Palco Olaria. Fotografia de Vera Marmelo.

ZigurFest – dias três e quatro

Os dois últimos dias de ZigurFest chegaram para nos convencer que este é um dos festivais mais importantes do país

Chegámos a Lamego a tempo do arranque do terceiro e penúltimo dia de ZigurFest. O festival que se empenha há nove anos a construir não só um cartaz recheado de nomes emergentes (que nunca se repetem) mas também um percurso pela sua cidade já tinha recebido Jasmim, Dada Garbek ou Violeta Azevedo nos dias anteriores, mas ainda prometia grandes momentos.
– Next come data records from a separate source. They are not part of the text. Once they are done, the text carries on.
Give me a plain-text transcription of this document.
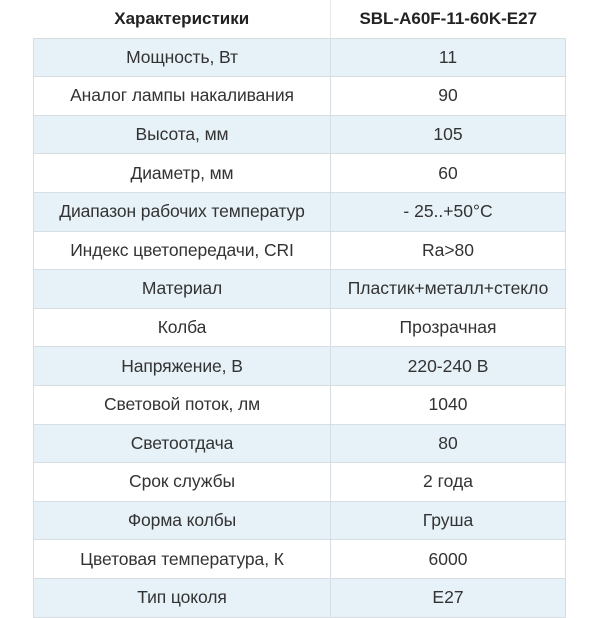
Характеристики	SBL-A60F-11-60K-E27
Мощность, Вт	11
Аналог лампы накаливания	90
Высота, мм	105
Диаметр, мм	60
Диапазон рабочих температур	- 25..+50°С
Индекс цветопередачи, CRI	Ra>80
Материал	Пластик+металл+стекло
Колба	Прозрачная
Напряжение, В	220-240 В
Световой поток, лм	1040
Светоотдача	80
Срок службы	2 года
Форма колбы	Груша
Цветовая температура, К	6000
Тип цоколя	E27
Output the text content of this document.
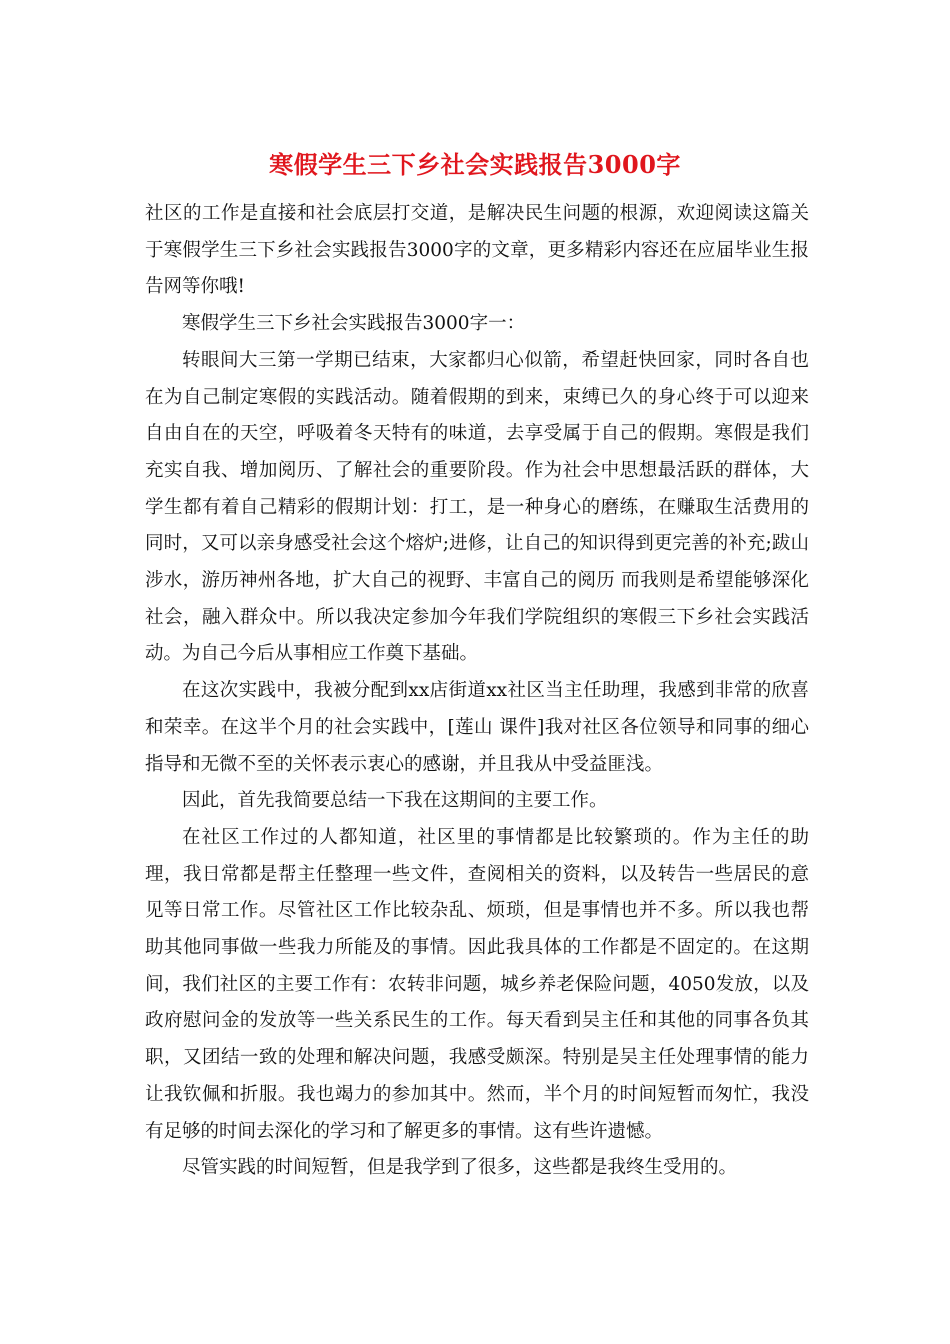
寒假学生三下乡社会实践报告3000字

社区的工作是直接和社会底层打交道，是解决民生问题的根源，欢迎阅读这篇关于寒假学生三下乡社会实践报告3000字的文章，更多精彩内容还在应届毕业生报告网等你哦!

寒假学生三下乡社会实践报告3000字一：

转眼间大三第一学期已结束，大家都归心似箭，希望赶快回家，同时各自也在为自己制定寒假的实践活动。随着假期的到来，束缚已久的身心终于可以迎来自由自在的天空，呼吸着冬天特有的味道，去享受属于自己的假期。寒假是我们充实自我、增加阅历、了解社会的重要阶段。作为社会中思想最活跃的群体，大学生都有着自己精彩的假期计划：打工，是一种身心的磨练，在赚取生活费用的同时，又可以亲身感受社会这个熔炉;进修，让自己的知识得到更完善的补充;跋山涉水，游历神州各地，扩大自己的视野、丰富自己的阅历 而我则是希望能够深化社会，融入群众中。所以我决定参加今年我们学院组织的寒假三下乡社会实践活动。为自己今后从事相应工作奠下基础。

在这次实践中，我被分配到xx店街道xx社区当主任助理，我感到非常的欣喜和荣幸。在这半个月的社会实践中，[莲山 课件]我对社区各位领导和同事的细心指导和无微不至的关怀表示衷心的感谢，并且我从中受益匪浅。

因此，首先我简要总结一下我在这期间的主要工作。

在社区工作过的人都知道，社区里的事情都是比较繁琐的。作为主任的助理，我日常都是帮主任整理一些文件，查阅相关的资料，以及转告一些居民的意见等日常工作。尽管社区工作比较杂乱、烦琐，但是事情也并不多。所以我也帮助其他同事做一些我力所能及的事情。因此我具体的工作都是不固定的。在这期间，我们社区的主要工作有：农转非问题，城乡养老保险问题，4050发放，以及政府慰问金的发放等一些关系民生的工作。每天看到吴主任和其他的同事各负其职，又团结一致的处理和解决问题，我感受颇深。特别是吴主任处理事情的能力让我钦佩和折服。我也竭力的参加其中。然而，半个月的时间短暂而匆忙，我没有足够的时间去深化的学习和了解更多的事情。这有些许遗憾。

尽管实践的时间短暂，但是我学到了很多，这些都是我终生受用的。
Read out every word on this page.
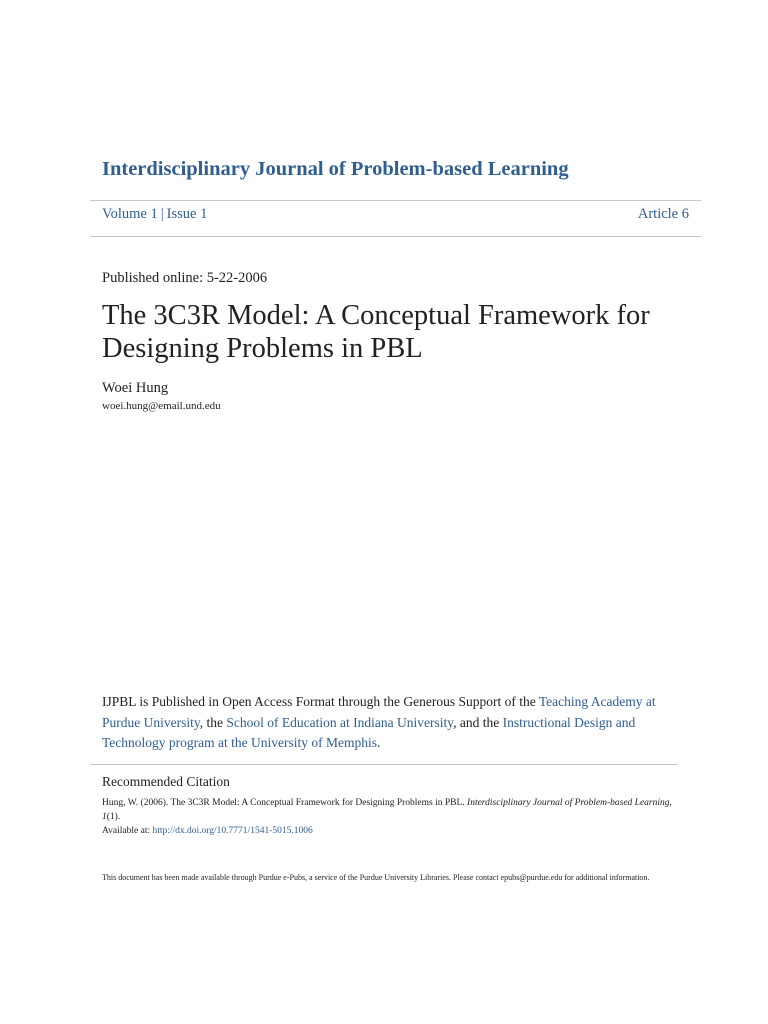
Interdisciplinary Journal of Problem-based Learning
Volume 1 | Issue 1	Article 6
Published online: 5-22-2006
The 3C3R Model: A Conceptual Framework for Designing Problems in PBL
Woei Hung
woei.hung@email.und.edu
IJPBL is Published in Open Access Format through the Generous Support of the Teaching Academy at Purdue University, the School of Education at Indiana University, and the Instructional Design and Technology program at the University of Memphis.
Recommended Citation
Hung, W. (2006). The 3C3R Model: A Conceptual Framework for Designing Problems in PBL. Interdisciplinary Journal of Problem-based Learning, 1(1).
Available at: http://dx.doi.org/10.7771/1541-5015.1006
This document has been made available through Purdue e-Pubs, a service of the Purdue University Libraries. Please contact epubs@purdue.edu for additional information.
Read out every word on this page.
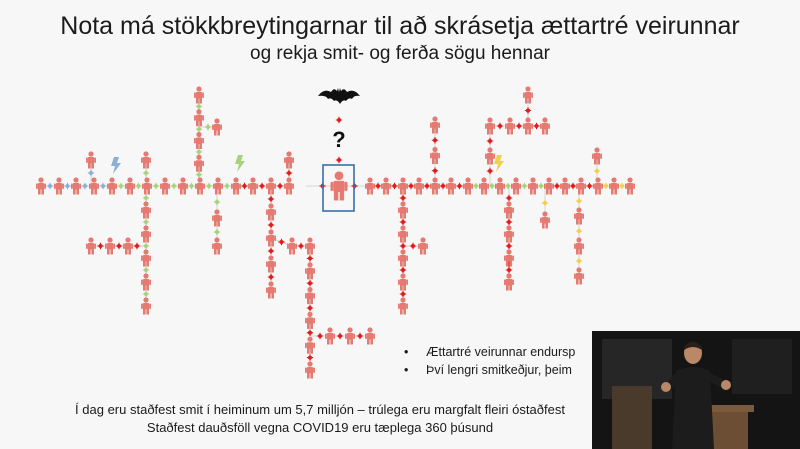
Nota má stökkbreytingarnar til að skrásetja ættartré veirunnar
og rekja smit- og ferða sögu hennar
?
• Ættartré veirunnar endursp
• Því lengri smitkeðjur, þeim
Í dag eru staðfest smit í heiminum um 5,7 milljón – trúlega eru margfalt fleiri óstaðfest
Staðfest dauðsföll vegna COVID19 eru tæplega 360 þúsund
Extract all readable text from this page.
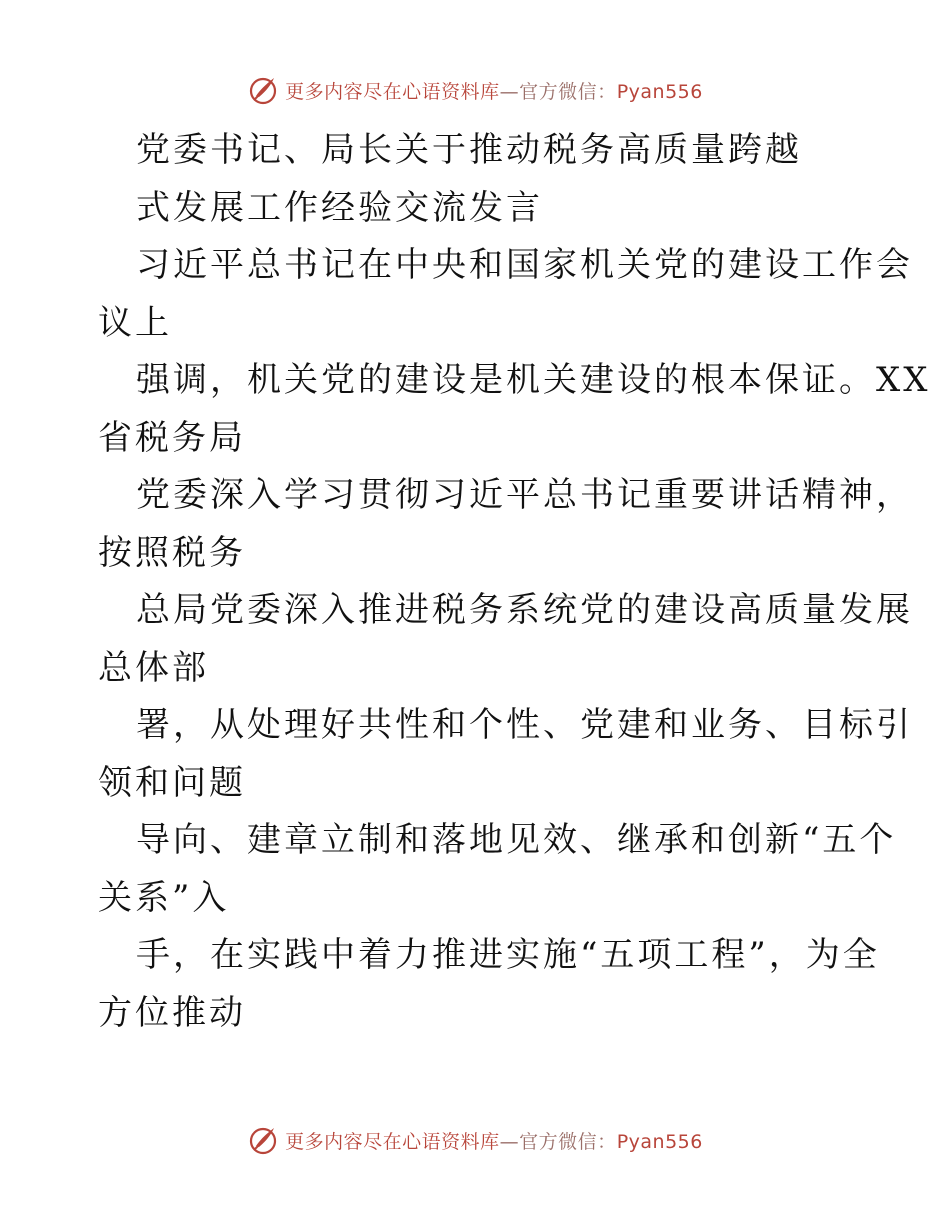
更多内容尽在心语资料库—官方微信：Pyan556
党委书记、局长关于推动税务高质量跨越
式发展工作经验交流发言
习近平总书记在中央和国家机关党的建设工作会
议上
强调，机关党的建设是机关建设的根本保证。XX
省税务局
党委深入学习贯彻习近平总书记重要讲话精神，
按照税务
总局党委深入推进税务系统党的建设高质量发展
总体部
署，从处理好共性和个性、党建和业务、目标引
领和问题
导向、建章立制和落地见效、继承和创新“五个
关系”入
手，在实践中着力推进实施“五项工程”，为全
方位推动
更多内容尽在心语资料库—官方微信：Pyan556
Subimos ao Horto do Castelo para observar como os ritmos africanos de Djumbai Djazz e os beats minuciosos de Minus & Mr Dolly se enquadram perfeitamente no cenário incrível que os rodeia, e como o público do ZigurFest – que é um festival totalmente gratuito – vai dos mais velhos aos mais novos e até aos de quatro patas, dos que se sentam na encosta a beber um fino aos que correm de um lado para o outro ou aos que fazem questão de se levantar e ir fazer a festa bem perto dos músicos. No dia seguinte, já dentro do Castelo e pela noite, iríamos receber a sensibilidade de Ivy, as viagens em spoken word de Krake + Adolfo Luxúria Canibal e aquele que acabou por ser um dos momentos mais marcantes do festival: Mynda Guevara e o seu rap crioulo debitado com a confiança de quem vem reivindicar o seu espaço. Vinda da Cova da Moura, soube comunicar com um público que à partida lhe seria distante enquanto a plateia que estava do outro lado soube mostrar-lhe que, afinal, estava em casa.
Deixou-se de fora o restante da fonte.